Relativizada a cerca confessional, a religião torna-se um apetecível baldio para a produção científica e cultural mais diversa, num fenómeno aparentemente inesgotável de mediatização, onde todos têm alguma coisa a dizer: sociólogos, antropólogos, pensadores de teoria política, novelistas... Ao mesmo tempo, vão ganhando plausibilidade, aplicadas ao religioso, expressões que aos ouvidos de outros séculos pareceriam de todo insólitas, como «restrição de campo», «reconfiguração», «deslocação para a esfera intima», «mudança de papel social», «religião implícita», expressões que muito dizem do processo epocal em que estamos.
Este é um processo que se percebe ser de longa duração e que não é apenas externo em relação às religiões. Também no interior destas se tem sentido equivalente reverberação. Para expressar o estremecimento interno ao religioso, Danièle Hervieu-Léger recorre à expressão «religião em movimento», entendendo-a como o complexo e diversificado processo de autorrecomposição em curso (particularmente no universo religioso cristão ocidental).
Neste clima dominado por uma certa hesitação, há mesmo espaço para posições mais exasperadas, como as que defendem: «Será necessário um dia nos desembaraçarmos deste termo falacioso: a religião» (Régis Debray). Numa cena hilariante de um filme de Pedro Almodóvar, uma escritora de thrillers, a passar por uma turbulência criativa, diz: «Não é fácil desembaraçar-se de um cadáver.» Ora, no debate entre religião e modernidade, precisamente este embaraço ou, para dizer com maior rigor, esta impossibilidade radical de um polo excluir o outro tem sido um dos traços mais persistentes e porventura também mais portadores de futuro.

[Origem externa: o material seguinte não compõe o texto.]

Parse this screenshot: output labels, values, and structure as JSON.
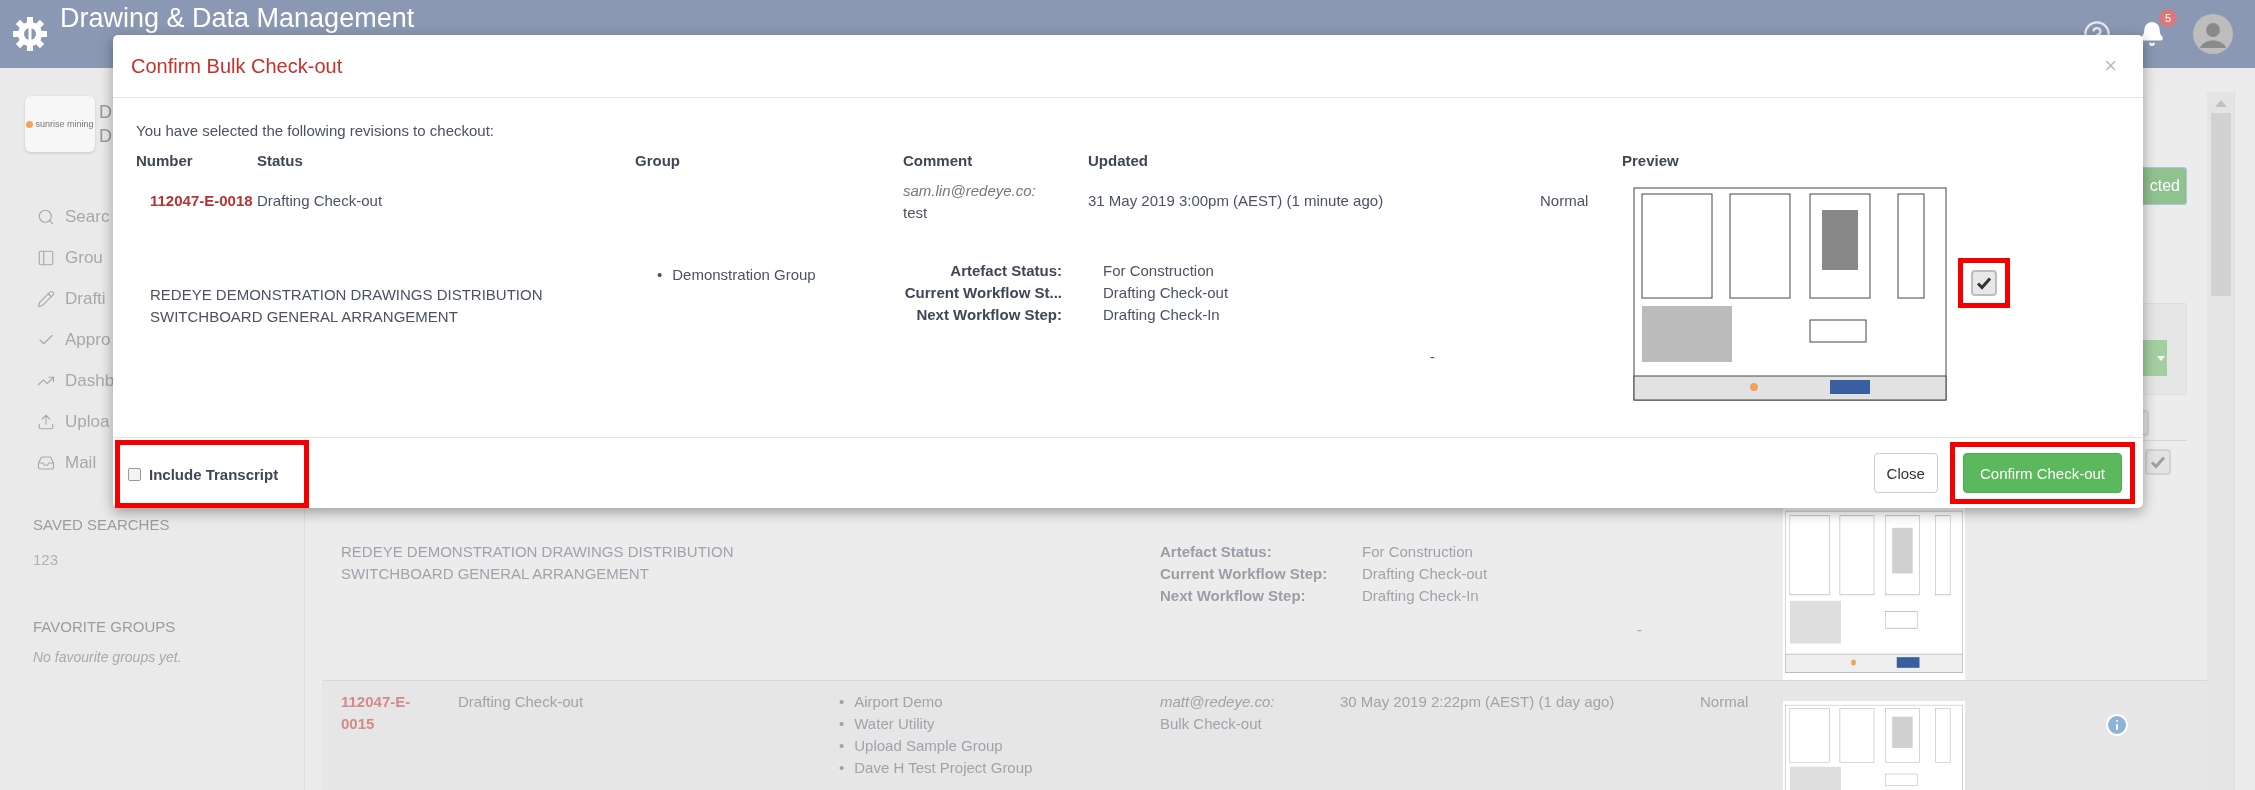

Marcel Gauchet, por exemplo, apropria-se do sintagma «desencantamento do mundo» para uma marcante viagem pela paisagem da modernidade. A proposta de Gauchet não é anunciar o fim da religião, mas descrever sim as transformações que a época contemporânea regista. E fá-lo através de uma inusual categoria, que a meu ver ainda não tem colhido a atenção critica que merece: a noção de resto. Explicitando a dialética entre o declínio da religião como função social e a sua persistência no plano pessoal, o autor fala de «um resto, talvez inalienável», que pode detetar-se em determinadas vivências fundamentais. Veja-se, a título de ilustração, tanto a experiência estética como a experiência dilemática que somos para nós próprios. Para Marcel Gauchet, a nossa capacidade de emoção perante o desabalado espetáculo das coisas provém, de um modo vital e recôndito, da inscrição no ser, e através dessa inscrição nós comunicamos com isso que foi por milénios o sentido do sagrado. Isto que, sem dúvida, pode desencadear um interminável debate, é por ele sintetizado de um modo liminar: «A arte, no sentido específico em que nós modernos a compreendemos, é a continuação do sagrado por outros meios.»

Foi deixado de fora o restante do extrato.